Perhaps They know Something You Don't

The Pew Research Center has issued a report showing that women are more likely than men to see the value of a college education. Men, says the report, are laggards. The implication is that women are more perceptive than men.


At a time when women surpass men by record numbers in college enrollment and completion, they also have a more positive view than men about the value higher education provides, according to a nationwide Pew Research Center survey. Half of all women who have graduated from a four-year college give the U.S. higher education system excellent or good marks for the value it provides given the money spent by students and their families; only 37% of male graduates agree. In addition, women who have graduated from college are more likely than men to say their education helped them to grow both personally and intellectually.

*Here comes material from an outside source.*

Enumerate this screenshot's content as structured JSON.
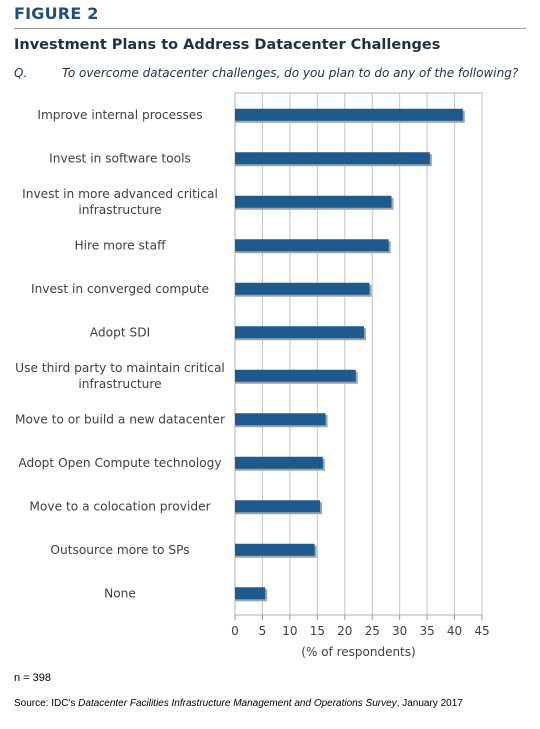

An article in Portfolio.com reviewing the report refers to another study from the Brookings Institute that finds that college is in fact an excellent investment .

Why then, are men apparently so uninformed about the benefits of higher education? The Pew report provides part of the answer when it discloses that men are much more likely than women to pay for college by themselves. A good investment, it seems, is even better when it is paid for by somebody else.

Also, let us compare the career prospects of men and women with average degrees in the humanities or social sciences. Even without affirmative action, men who are bored by diversity training, professional development, all sorts of sensitisation and other rituals of the feminised corporation and bureaucracy are unlike to get very far if anywhere.

And perhaps men are more likely to grow by themselves.